NOT HAPPY: Grafton bird breeder John Minshull is fearful of proposed new pet laws that will limit the number of birds he can keep. Photo: Debrah Novak
NOT HAPPY: Grafton bird breeder John Minshull is fearful of proposed new pet laws that will limit the number of birds he can keep. Photo: Debrah Novak

Council plan to limit pets causes a flap

BIRD lovers in the Clarence Valley are in a flap after council revealed a proposal to limit the number of animals they can keep in their backyards.

Grafton aviarist John Minshull said he was shocked to learn Clarence Valley Council will debate a proposal to restrict the number of birds he can keep.

"We didn't hear anything about it going on until we found out the council had put a draft proposal out on exhibition," Mr Minshull said.

At its October meeting council approved putting the draft Keeping of Animals Policy on public exhibition for 28 days.

The draft policy followed a notice of motion from Cr Karen Toms at the October 2013 meeting, calling for the designation of the two Lawrence wetland areas as wildlife protection zones so cats could be lawfully excluded from the areas.

The notice also called for the development of a Keeping of Animals Policy that limits the number of animals that can be kept in residential zones.

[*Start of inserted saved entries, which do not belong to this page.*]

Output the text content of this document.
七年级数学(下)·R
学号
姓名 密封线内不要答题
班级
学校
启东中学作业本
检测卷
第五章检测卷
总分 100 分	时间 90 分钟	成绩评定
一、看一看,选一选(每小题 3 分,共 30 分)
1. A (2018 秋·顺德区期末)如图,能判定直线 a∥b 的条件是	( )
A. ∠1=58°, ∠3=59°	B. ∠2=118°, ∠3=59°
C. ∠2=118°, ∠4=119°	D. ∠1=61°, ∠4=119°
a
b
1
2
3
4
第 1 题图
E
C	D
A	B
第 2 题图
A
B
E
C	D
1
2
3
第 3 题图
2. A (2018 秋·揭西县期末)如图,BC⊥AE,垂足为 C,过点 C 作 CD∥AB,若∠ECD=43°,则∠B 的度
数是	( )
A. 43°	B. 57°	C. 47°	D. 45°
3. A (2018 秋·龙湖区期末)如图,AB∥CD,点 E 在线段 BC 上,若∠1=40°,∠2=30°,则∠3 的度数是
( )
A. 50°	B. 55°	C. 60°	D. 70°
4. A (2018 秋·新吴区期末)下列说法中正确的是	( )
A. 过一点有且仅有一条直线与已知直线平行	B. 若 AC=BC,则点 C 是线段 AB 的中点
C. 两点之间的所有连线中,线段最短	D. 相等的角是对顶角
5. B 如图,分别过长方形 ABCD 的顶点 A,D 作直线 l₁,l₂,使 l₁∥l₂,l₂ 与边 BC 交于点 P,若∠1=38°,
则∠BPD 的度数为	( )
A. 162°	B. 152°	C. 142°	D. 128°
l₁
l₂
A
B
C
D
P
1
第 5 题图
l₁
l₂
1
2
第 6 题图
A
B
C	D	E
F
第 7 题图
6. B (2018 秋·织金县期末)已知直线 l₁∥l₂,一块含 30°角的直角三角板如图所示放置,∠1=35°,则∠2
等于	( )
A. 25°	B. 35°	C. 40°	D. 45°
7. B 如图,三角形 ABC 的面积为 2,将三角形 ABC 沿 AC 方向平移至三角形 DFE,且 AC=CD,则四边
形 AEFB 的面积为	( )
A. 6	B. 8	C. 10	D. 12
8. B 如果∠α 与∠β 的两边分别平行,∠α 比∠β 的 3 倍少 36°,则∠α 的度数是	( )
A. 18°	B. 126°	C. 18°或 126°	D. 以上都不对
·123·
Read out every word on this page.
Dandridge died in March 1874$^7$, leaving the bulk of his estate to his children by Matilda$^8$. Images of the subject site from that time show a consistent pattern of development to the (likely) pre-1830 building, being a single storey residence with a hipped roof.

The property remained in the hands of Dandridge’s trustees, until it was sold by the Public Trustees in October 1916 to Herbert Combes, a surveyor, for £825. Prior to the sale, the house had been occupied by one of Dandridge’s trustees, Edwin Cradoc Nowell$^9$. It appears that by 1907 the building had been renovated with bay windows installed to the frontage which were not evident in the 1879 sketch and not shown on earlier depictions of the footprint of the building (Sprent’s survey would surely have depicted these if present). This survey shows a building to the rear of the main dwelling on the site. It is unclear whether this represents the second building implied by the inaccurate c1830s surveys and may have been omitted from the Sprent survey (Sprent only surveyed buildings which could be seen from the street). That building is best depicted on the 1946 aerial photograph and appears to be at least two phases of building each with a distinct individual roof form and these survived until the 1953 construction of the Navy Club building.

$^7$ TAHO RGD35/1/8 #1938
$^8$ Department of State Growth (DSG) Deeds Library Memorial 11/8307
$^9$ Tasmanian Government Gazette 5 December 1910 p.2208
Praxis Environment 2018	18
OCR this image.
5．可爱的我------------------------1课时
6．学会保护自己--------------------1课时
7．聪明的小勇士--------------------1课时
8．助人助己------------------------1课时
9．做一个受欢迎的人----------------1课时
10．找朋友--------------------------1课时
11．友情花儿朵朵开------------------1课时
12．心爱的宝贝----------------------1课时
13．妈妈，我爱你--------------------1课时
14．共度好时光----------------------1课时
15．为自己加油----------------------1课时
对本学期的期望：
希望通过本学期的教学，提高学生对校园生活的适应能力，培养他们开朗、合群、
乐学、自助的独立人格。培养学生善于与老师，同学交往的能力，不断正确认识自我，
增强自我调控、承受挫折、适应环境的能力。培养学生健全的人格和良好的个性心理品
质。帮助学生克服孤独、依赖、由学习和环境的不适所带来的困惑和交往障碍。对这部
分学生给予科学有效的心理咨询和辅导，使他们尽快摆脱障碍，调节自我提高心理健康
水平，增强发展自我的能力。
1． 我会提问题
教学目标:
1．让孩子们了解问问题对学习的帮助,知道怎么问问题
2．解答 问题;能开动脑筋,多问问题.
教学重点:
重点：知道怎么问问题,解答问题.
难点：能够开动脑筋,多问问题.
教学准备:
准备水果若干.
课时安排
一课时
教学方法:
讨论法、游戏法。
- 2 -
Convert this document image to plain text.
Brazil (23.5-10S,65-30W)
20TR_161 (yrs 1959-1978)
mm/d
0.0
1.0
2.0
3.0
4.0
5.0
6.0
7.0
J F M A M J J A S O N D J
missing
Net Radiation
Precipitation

Mr Minshull, who said he has more than 100 birds in 30 aviaries at his home in Grafton, described the draft policy as an attack on people who like to keep birds for a hobby.

He was particularly upset by the proposal to limit the number of cockatoos he could keep.

"They want to limit the number of cockatoos I can have to one," he said.

"I've got 100 parrots in my backyard and I've never had any problems with my neighbours."

Mr Minshull said a number of bird-keeping organisations, including the Parrot Society of NSW and the Avicultural Society of Australia, were taking a close look at the draft policy.

Dog and cat owners could also have concerns with the proposals in the draft policy.

The draft policy recommends people who want to keep more than three dogs or cats at a residential-zoned property will need to get council approval.

Council environment, planning and community director Des Schroder said the draft policy that was on exhibition applies only to urban areas.

"Submissions have now closed but they will be collated and assessed and a report will be prepared for the February meeting of council," he said.

"Councillors will take the views of those who made comment into account before they reach a final decision."